Firstly, symptoms suggesting asthma are non-specific and are mimicked in conditions such as respiratory tract infection and post-viral bronchial hyper-responsiveness, and in non-pulmonary conditions such as anxiety-hyperventilation syndrome, vocal cord dysfunction, gastro-oesophageal reflux, and rhinitis with post-nasal drip. These conditions do not usually respond to corticosteroid therapy, but just as in asthma, spontaneous improvement over time may lead to the mistaken belief that corticosteroid treatment has been beneficial. The correct diagnosis is thus delayed, or inappropriately, treatment may be either continued or re-started when symptoms relapse.

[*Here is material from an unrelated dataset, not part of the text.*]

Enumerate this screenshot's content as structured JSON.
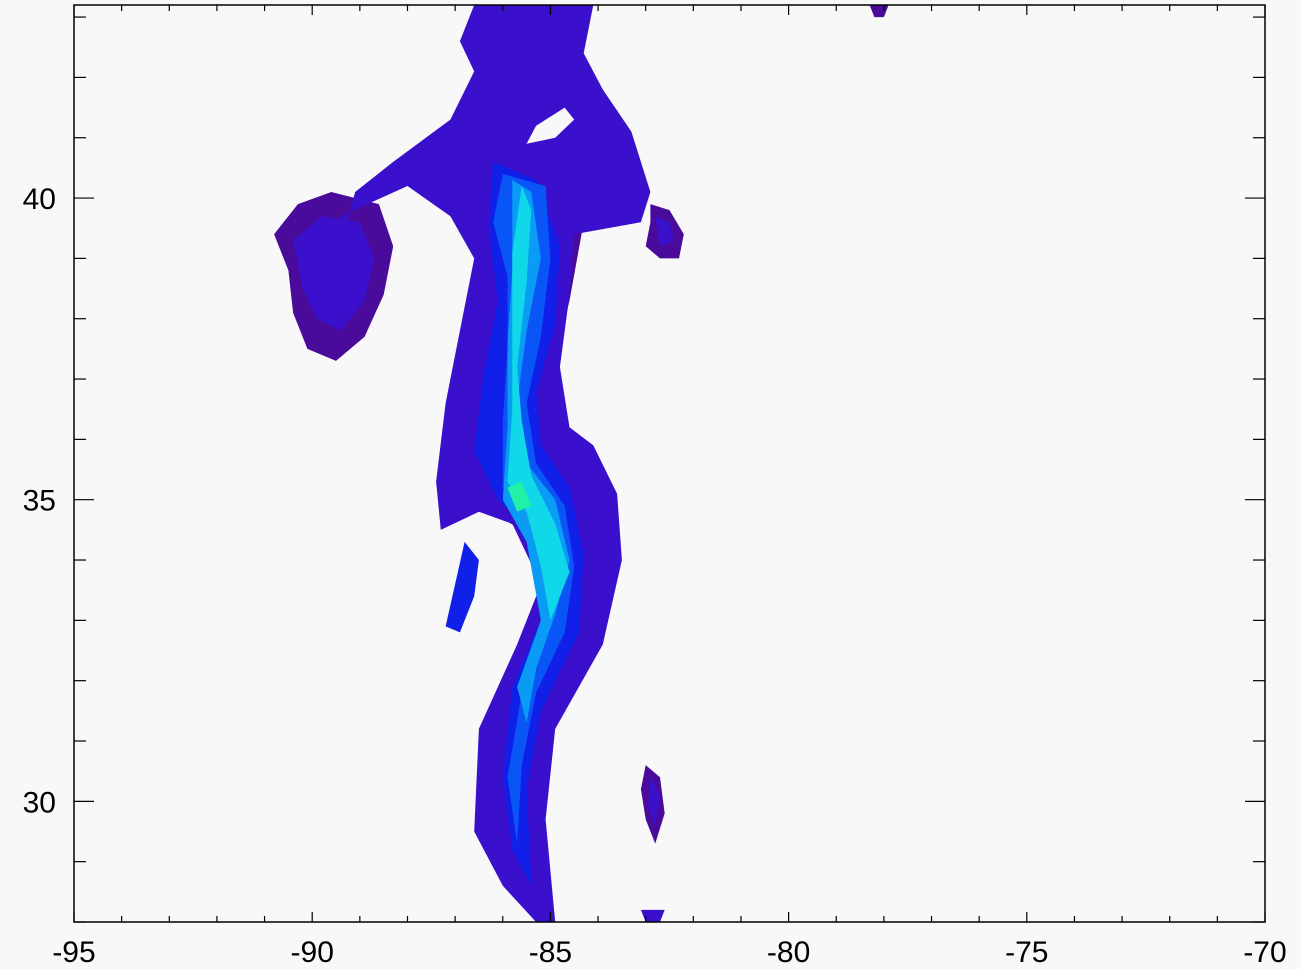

Secondly, it may not be valid to draw inferences about the longer-term benefits of corticosteroid treatment (i.e. reduction in exacerbation frequency) from the outcome of a short-term trial. 

Thirdly, conventional spirometric tests of lung function may not improve with short-term treatment, confounding the interpretation of the corticosteroid trial. This is a particular issue in patients with near-normal pre-treatment test results or in those with fixed airflow obstruction.

All of these problems, together with the natural tendency of clinicians to err on the side of caution in borderline cases, increase the likelihood that patients may be committed to corticosteroid therapy inappropriately with associated cost and potential toxicity.

An alternative approach

An alternative approach is to identify the need for corticosteroid treatment in relation to the nature of the underlying airway inflammatory response (inflammometry). There is now consistent and compelling evidence from work done in Leicester that the presence of eosinophilic airway inflammation strongly predicts beneficial short and long-term responses to corticosteroid treatment. 

Moreover, it has now become feasible to assess eosinophilic airway inflammation in the clinic quickly and cheaply. The advent of exhaled nitric oxide measurements as a surrogate marker of eosinophilic airway inflammation offers the opportunity to translate what is theoretically desirable into something that is practically possible.